The first step to altering your portfolio is to assess the market’s direction. According to DeVries, the market probably won’t see substantial returns in 2010. “We saw nice double-digit returns in 2009, but I don’t feel we’re going to have the same type of returns this year,” he says. That’s because job growth has been slow, and will likely remain slow for the rest of the year.
“Job growth is going to be a big issue, probably the biggest issue our government is going to face in the next few years,” DeVries says.
In addition to the job market, DeVries says tax rates also could affect the market going forward. “Our deficit has ballooned, and we’ve got to pay for the spending that we’re doing,” he says. DeVries predicts changes to the capital gains tax, as well as local and state tax rates.
So how should investors respond to these changes? It depends largely on three factors: risk tolerance, time frame and life-changing events.
In light of the market turmoil over the past 18 months, many investors have lost their appetite for risk. DeVries says even young investors, who are typically more willing to take risks, are becoming more skittish about market risk.
“I think people really need to re-evaluate what risks they’re willing to take, especially after what we went through last year,” he says. “They need to ask themselves, ‘What risks am I willing to take? What’s a realistic return?’”
In this new market, returns might remain lower than in the past, DeVries says. Just a few years ago, it was reasonable to expect a double-digit rate of return over 10 or more years, but today, downsizing may be the norm.
“People are going to have to be more cognizant of what kind of return to expect as they look at their portfolios from here on out,” he says.
If you’re about to retire, just retired, or have been in retirement for a year or two, you need to assess your income, expenses and savings because of the affect current interest rates will have on your portfolio, DeVries says.
“I don’t think we’re going to see a rapid rise in interest rates,” he says. “Clients accustomed to high yields on a CD may see yields lower in the next few years.”
These clients need to figure out new ways to supplement the income they are used to receiving with previous yields. Or, they need to re-evaluate their retirement.
“People need to reassess what the term ‘comfortably’ means to them,” he says. “Is that two rounds of golf everyday and lunch at the country club? Or is it downsizing into a smaller home and living comfortably, but not necessarily extravagantly?”

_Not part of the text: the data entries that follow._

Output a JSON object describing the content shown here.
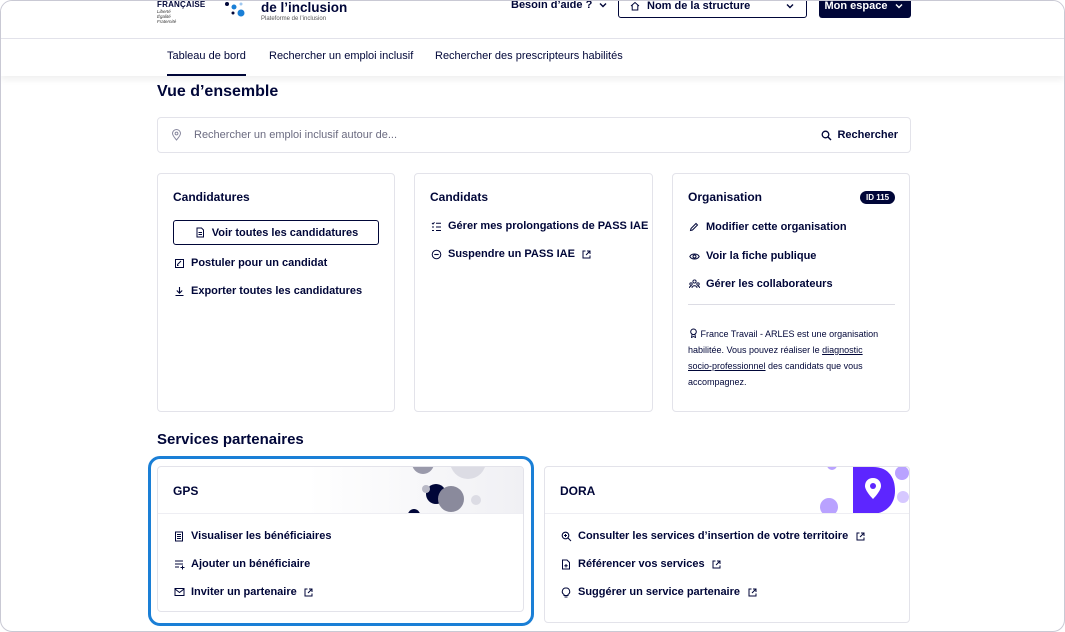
{
  "header": {
    "rf_label": "FRANÇAISE",
    "rf_motto": [
      "Liberté",
      "Égalité",
      "Fraternité"
    ],
    "brand_title": "de l’inclusion",
    "brand_sub": "Plateforme de l’inclusion",
    "help_label": "Besoin d’aide ?",
    "structure_label": "Nom de la structure",
    "space_label": "Mon espace"
  },
  "nav": {
    "items": [
      "Tableau de bord",
      "Rechercher un emploi inclusif",
      "Rechercher des prescripteurs habilités"
    ]
  },
  "page": {
    "title": "Vue d’ensemble",
    "search_placeholder": "Rechercher un emploi inclusif autour de...",
    "search_button": "Rechercher"
  },
  "cards": {
    "candidatures": {
      "title": "Candidatures",
      "view_all": "Voir toutes les candidatures",
      "apply": "Postuler pour un candidat",
      "export": "Exporter toutes les candidatures"
    },
    "candidats": {
      "title": "Candidats",
      "prolongations": "Gérer mes prolongations de PASS IAE",
      "suspend": "Suspendre un PASS IAE"
    },
    "organisation": {
      "title": "Organisation",
      "badge": "ID 115",
      "edit": "Modifier cette organisation",
      "public": "Voir la fiche publique",
      "collaborators": "Gérer les collaborateurs",
      "info_1": "France Travail - ARLES est une organisation",
      "info_2a": "habilitée. Vous pouvez réaliser le ",
      "info_2b": "diagnostic",
      "info_3a": "socio-professionnel",
      "info_3b": " des candidats que vous",
      "info_4": "accompagnez."
    }
  },
  "services": {
    "title": "Services partenaires",
    "gps": {
      "title": "GPS",
      "links": [
        "Visualiser les bénéficiaires",
        "Ajouter un bénéficiaire",
        "Inviter un partenaire"
      ]
    },
    "dora": {
      "title": "DORA",
      "links": [
        "Consulter les services d’insertion de votre territoire",
        "Référencer vos services",
        "Suggérer un service partenaire"
      ]
    }
  },
  "colors": {
    "primary": "#000638",
    "highlight": "#1a7fd6",
    "dora_purple": "#5d26ff"
  }
}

Life events – from getting your first job, to having a baby, to entering retirement – should always trigger a re-examination of your portfolio.
“Everybody, no matter how old they are, should view life events as key points in their financial life,” DeVries says. “You need to take a look at where you want to be in 15, 25 or 35 years and ask, ‘How’s our money going to work for us, and what we can expect out of it?’”
To learn more about how to respond to life events, visit firstmidwest.com/lifeevents. But if big events aren’t on the horizon, DeVries recommends staying the course. “Clients who did that during the recent economic downturn were quite happy that they did,” he says. “The markets are fairly efficient. If people believe in the efficiency of our marketplaces, they are going to be OK in the long term.”